Mother claims Memorial and obstetrician responsible for daughter's CP
Debra Schnell filed a medical malpractice lawsuit against Belleville Memorial Hospital and obstetrician John Hucker, M.D. in St. Clair County Circuit Court Dec. 2, claiming her daughter developed cerebral palsy due to negligent care during birth.
Schnell, represented by Joseph Bartholomew of Belleville, is seeking damages in excess of $300,000 on behalf of her daughter, Jocelyn.
"Memorial Hospital, by and through its agent an employee, John Hucker, M.D., failed to exercise reasonable care customarily provided in the health care industry by negligently and carelessly failing to ensure a timely delivery of the baby on or about March 25, 2000," the complaint states.
Schnell claims Jocelyn suffers multiple permanent and disabling injuries, which require large sums of money to treat.
She also claims that her daughter sustained permanent damage because she will not be adequately educated or be able to obtain gainful employment.
Bartholomew submitted an unsigned certificate of merit that was dated on Dec. 21, 2001 that states, "I have reviewed the pertinent medical records of Debra Schnell. In my opinion there is a reasonable and meritorious cause for filing a medical malpractice case."

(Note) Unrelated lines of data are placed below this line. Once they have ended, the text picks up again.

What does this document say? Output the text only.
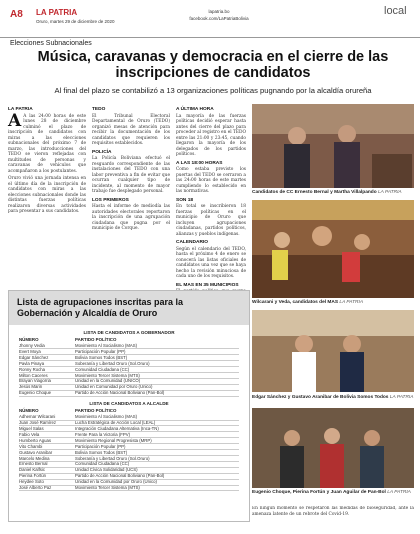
A8 LA PATRIA
Oruro, martes 29 de diciembre de 2020
lapatria.bo
facebook.com/LaPatriaBolivia
local
Elecciones Subnacionales
Música, caravanas y democracia en el cierre de las inscripciones de candidatos
Al final del plazo se contabilizó a 13 organizaciones políticas pugnando por la alcaldía orureña
LA PATRIA

A A las 24:00 horas de este lunes 28 de diciembre culminó el plazo de inscripción de candidatos con miras a las elecciones subnacionales del próximo 7 de marzo, las introducciones del TEDO se vieron reflejadas con multitudes de personas y caravanas de vehículos que acompañaron a los postulantes.

Oruro vivió una jornada intensa en el último día de la inscripción de candidatos con miras a las elecciones subnacionales donde las distintas fuerzas políticas realizaron diversas actividades para presentar a sus candidatos.

TEDO

El Tribunal Electoral Departamental de Oruro (TEDO) organizó mesas de atención para recibir la documentación de los candidatos que requieren los requisitos establecidos.

POLICÍA

La Policía Boliviana efectuó el resguardo correspondiente de las instalaciones del TEDO con una labor preventiva a fin de evitar que ocurran cualquier tipo de incidente, al momento de mayor trabajo fue desplegado personal.

LOS PRIMEROS

Hasta el informe de mediodía las autoridades electorales reportaron la inscripción de una agrupación ciudadana que pugna por el municipio de Corque.

A ÚLTIMA HORA

La mayoría de las fuerzas políticas decidió esperar hasta antes del cierre del plazo para proceder al registro en el TEDO entre las 21:00 y 23:45, cuando llegaron la mayoría de los delegados de los partidos políticos.

A LAS 18:00 HORAS

Como estaba previsto los puertas del TEDO se cerraron a las 24:00 horas de este martes cumpliendo lo establecido en las normativas.

SON 18

En total se inscribieron 18 fuerzas políticas en el municipio de Oruro que incluyen agrupaciones ciudadanas, partidos políticos, alianzas y pueblos indígenas.

CALENDARIO

Según el calendario del TEDO, hasta el próximo 4 de enero se conocerá las listas oficiales de candidatos una vez que se haya hecho la revisión minuciosa de cada uno de los requisitos.

EL MAS EN 35 MUNICIPIOS

Candidatos de CC Ernesto Bernal y Martha Villalpando LA PATRIA
Wilcarani y Veda, candidatos del MAS LA PATRIA
Edgar Sánchez y Gustavo Aranibar de Bolivia Somos Todos LA PATRIA
Eugenio Choque, Pierina Fortún y Juan Aguilar de Pan-Bol LA PATRIA

En ningún momento se respetaron las medidas de bioseguridad, ante la amenaza latente de un rebrote del Covid-19.

Lista de agrupaciones inscritas para la Gobernación y Alcaldía de Oruro
LISTA DE CANDIDATOS A GOBERNADOR
NÚMERO	PARTIDO POLÍTICO
Jhonny Vedia	Movimiento Al Socialismo (MAS)
Evert Moya	Participación Popular (PP)
Edgar Sánchez	Bolivia Somos Todos (BST)
Pavla Pinaya	Soberanía y Libertad Oruro (Sol.Oruro)
Ronny Rocha	Comunidad Ciudadana (CC)
Milton Caceres	Movimiento Tercer Sistema (MTS)
Brayan Viagorria	Unidad en la Comunidad (UNICO)
Jesús Marin	Unidad en Comunidad por Oruro (Unico)
Eugenio Choque	Partido de Acción Nacional Boliviano (Pan-Bol)
LISTA DE CANDIDATOS A ALCALDE
NÚMERO	PARTIDO POLÍTICO
Adhemar Wilcarani	Movimiento Al Socialismo (MAS)
Juan José Ramírez	Lucha Estratégica de Acción Local (LEAL)
Miguel Salas	Integración Ciudadana Alternativa (Inca-TN)
Fabio Vela	Frente Para la Victoria (FPV)
Humberto Aguas	Movimiento Regional Progresista (MRP)
Vito Chambi	Participación Popular (PP)
Gustavo Aranibar	Bolivia Somos Todos (BST)
Marcelo Medina	Soberanía y Libertad Oruro (Sol.Oruro)
Ernesto Bernal	Comunidad Ciudadana (CC)
Daniel Kalfsic	Unidad Cívica Solidaridad (UCS)
Pierina Fortún	Partido de Acción Nacional Boliviano (Pan-Bol)
Heydee Soto	Unidad en la Comunidad por Oruro (Unico)
José Alberto Paz	Movimiento Tercer Sistema (MTS)
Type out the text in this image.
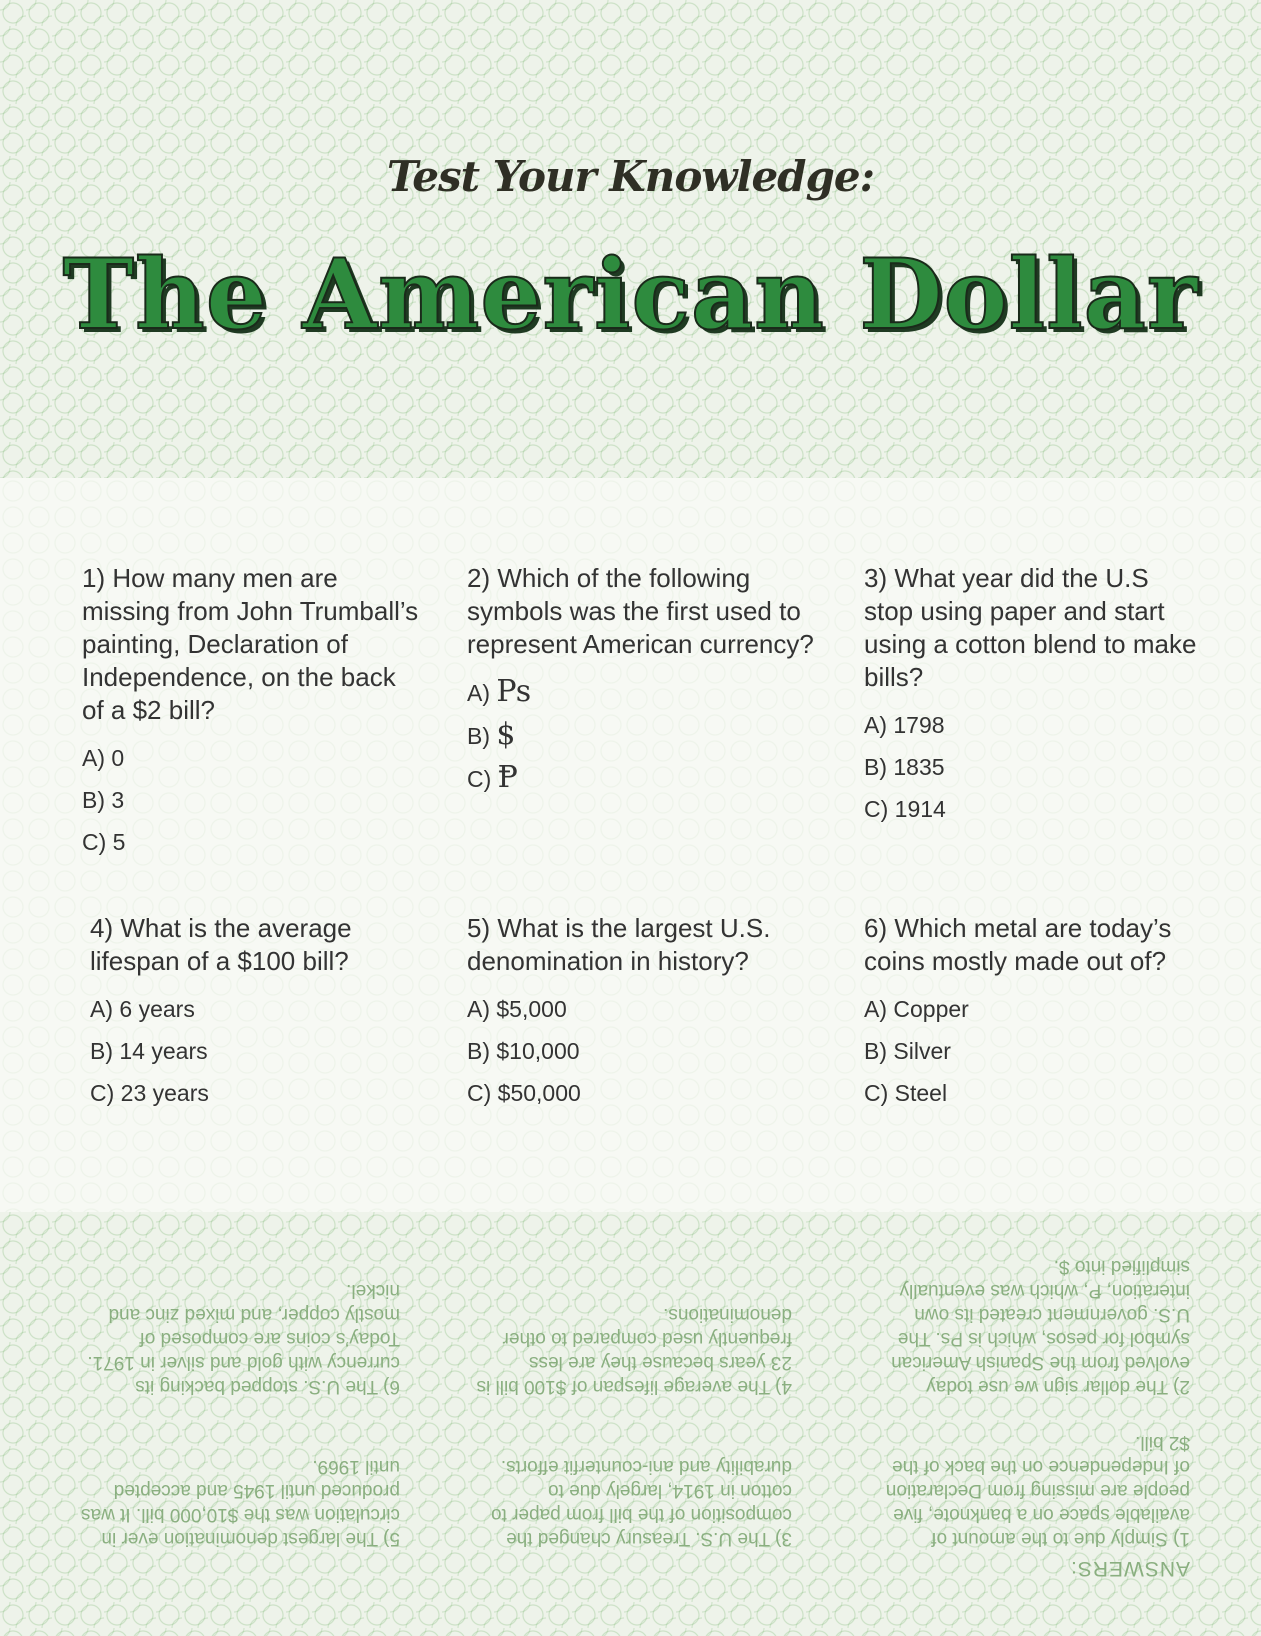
Test Your Knowledge:
The American Dollar

1) How many men are missing from John Trumball’s painting, Declaration of Independence, on the back of a $2 bill?

A) 0
B) 3
C) 5

2) Which of the following symbols was the first used to represent American currency?

A) Ps
B) $
C) Ᵽ

3) What year did the U.S stop using paper and start using a cotton blend to make bills?

A) 1798
B) 1835
C) 1914

4) What is the average lifespan of a $100 bill?

A) 6 years
B) 14 years
C) 23 years

5) What is the largest U.S. denomination in history?

A) $5,000
B) $10,000
C) $50,000

6) Which metal are today’s coins mostly made out of?

A) Copper
B) Silver
C) Steel
ANSWERS:
1) Simply due to the amount of available space on a banknote, five people are missing from Declaration of Independence on the back of the $2 bill.
2) The dollar sign we use today evolved from the Spanish American symbol for pesos, which is Ps. The U.S. government created its own interation, Ᵽ, which was eventually simplified into $.
3) The U.S. Treasury changed the composition of the bill from paper to cotton in 1914, largely due to durability and ani-counterfit efforts.
4) The average lifespan of $100 bill is 23 years because they are less frequently used compared to other denominations.
5) The largest denomination ever in circulation was the $10,000 bill. It was produced until 1945 and accepted until 1969.
6) The U.S. stopped backing its currency with gold and silver in 1971. Today’s coins are composed of mostly copper, and mixed zinc and nickel.
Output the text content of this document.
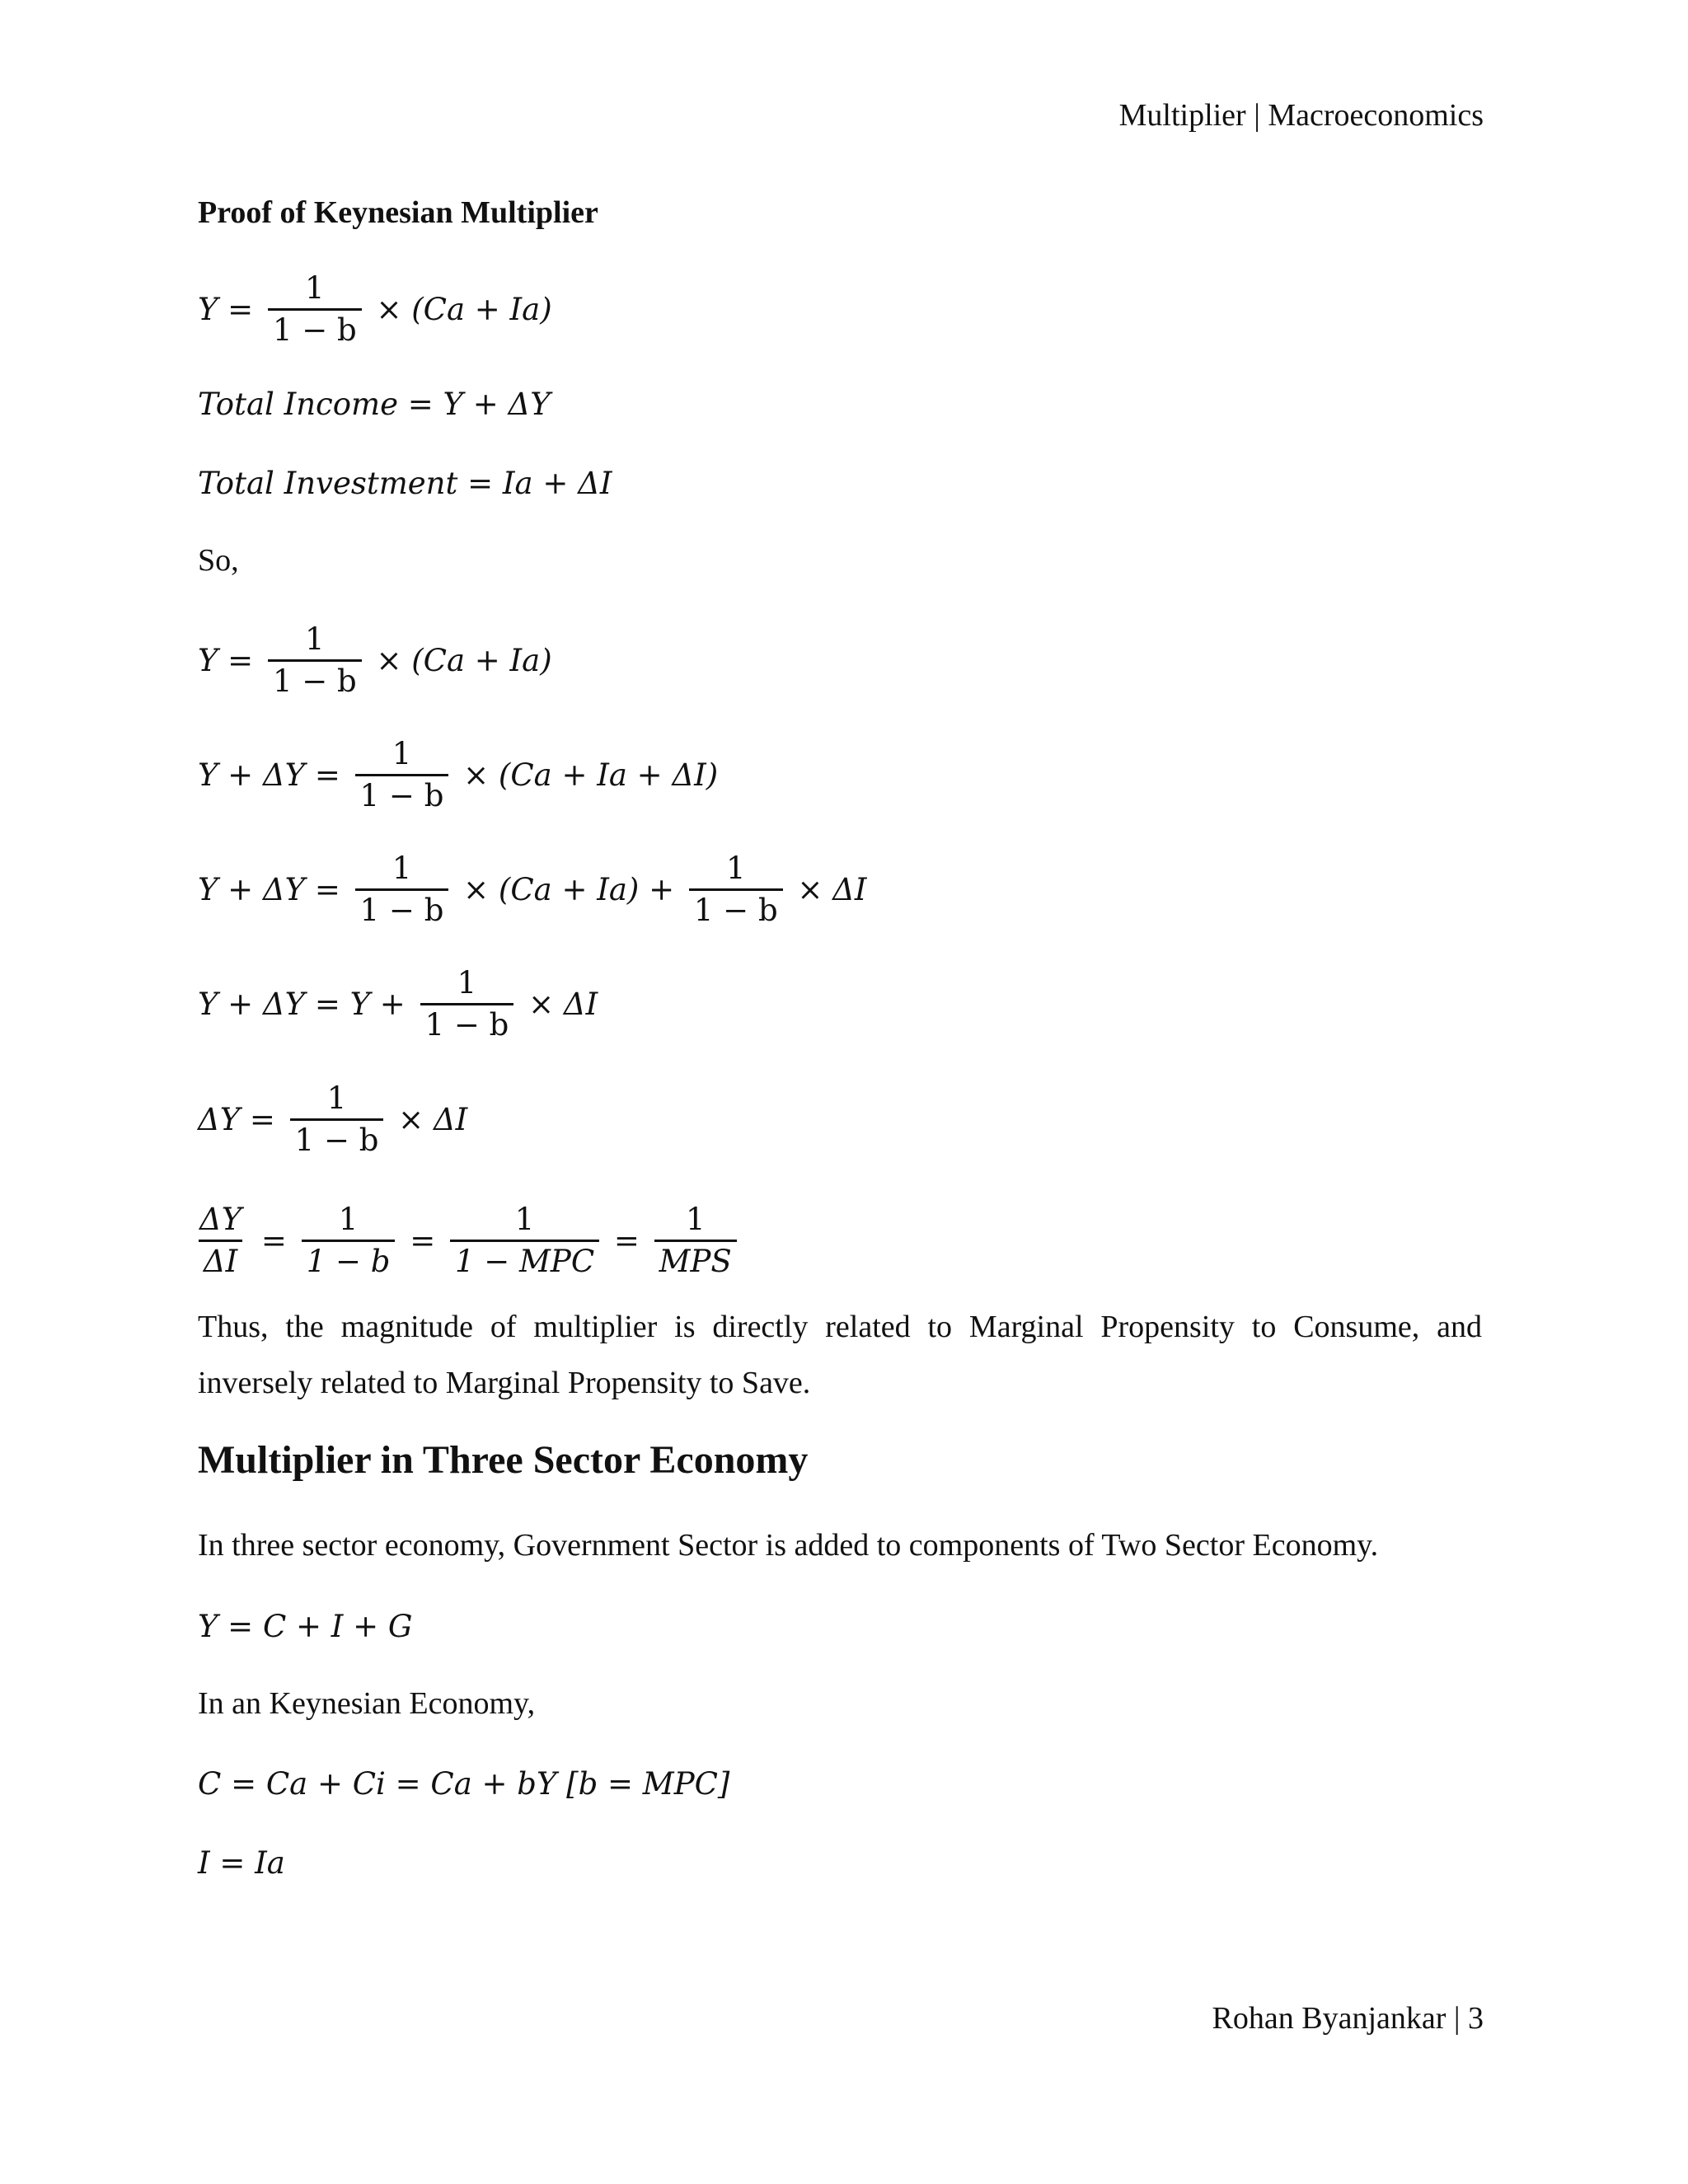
Multiplier | Macroeconomics
Proof of Keynesian Multiplier
$Y = \frac{1}{1 - b} \times (Ca + Ia)$
Total Income = Y + ΔY
Total Investment = Ia + ΔI
So,
$Y = \frac{1}{1 - b} \times (Ca + Ia)$
$Y + \Delta Y = \frac{1}{1 - b} \times (Ca + Ia + \Delta I)$
$Y + \Delta Y = \frac{1}{1 - b} \times (Ca + Ia) + \frac{1}{1 - b} \times \Delta I$
$Y + \Delta Y = Y + \frac{1}{1 - b} \times \Delta I$
$\Delta Y = \frac{1}{1 - b} \times \Delta I$
$\frac{\Delta Y}{\Delta I} = \frac{1}{1 - b} = \frac{1}{\text{1 − MPC}} = \frac{1}{\text{MPS}}$
Thus, the magnitude of multiplier is directly related to Marginal Propensity to Consume, and inversely related to Marginal Propensity to Save.
Multiplier in Three Sector Economy
In three sector economy, Government Sector is added to components of Two Sector Economy.
Y = C + I + G
In an Keynesian Economy,
C = Ca + Ci = Ca + bY [b = MPC]
I = Ia
Rohan Byanjankar | 3
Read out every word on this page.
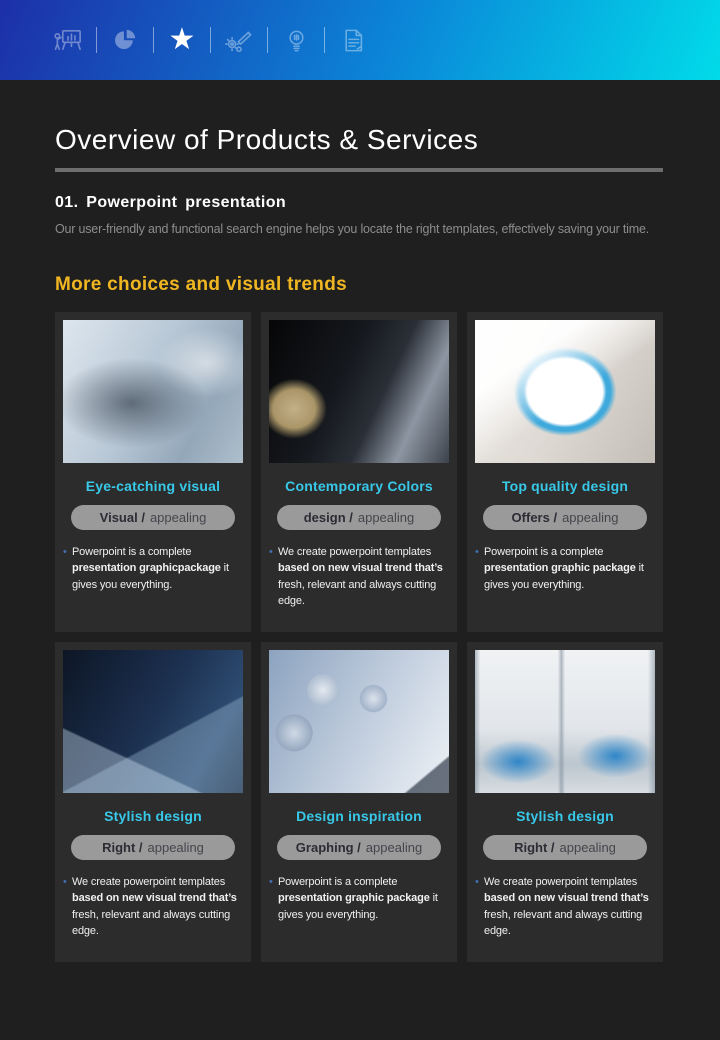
★
Overview of Products & Services
01. Powerpoint presentation
Our user-friendly and functional search engine helps you locate the right templates, effectively saving your time.
More choices and visual trends
Eye-catching visual
Visual / appealing
• Powerpoint is a complete presentation graphicpackage it gives you everything.
Contemporary Colors
design / appealing
• We create powerpoint templates based on new visual trend that’s fresh, relevant and always cutting edge.
Top quality design
Offers / appealing
• Powerpoint is a complete presentation graphic package it gives you everything.
Stylish design
Right / appealing
• We create powerpoint templates based on new visual trend that’s fresh, relevant and always cutting edge.
Design inspiration
Graphing / appealing
• Powerpoint is a complete presentation graphic package it gives you everything.
Stylish design
Right / appealing
• We create powerpoint templates based on new visual trend that’s fresh, relevant and always cutting edge.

According to the National Institute of Health (NIH), cerebral palsy is an umbrella-like term used to describe a group of chronic disorders impairing control of movement that appear in the first few years of life and generally do not worsen over time.
"The disorders are caused by faulty development of or damage to motor areas in the brain that disrupts the brain's ability to control movement and posture," according to the NIH.
Symptoms differ from person-to-person and may change over time. Some people with cerebral palsy are also affected by other medical disorders, including seizures or mental impairment, but cerebral palsy does not always cause profound handicap.
Early signs of cerebral palsy usually appear before three years of age. Infants with cerebral palsy are frequently slow to reach developmental milestones such as learning to roll over, sit, crawl, smile or walk.
"At this time, cerebral palsy cannot be cured, but due to medical research, many patients can enjoy near-normal lives if their neurological problems are properly managed," according to the NIH.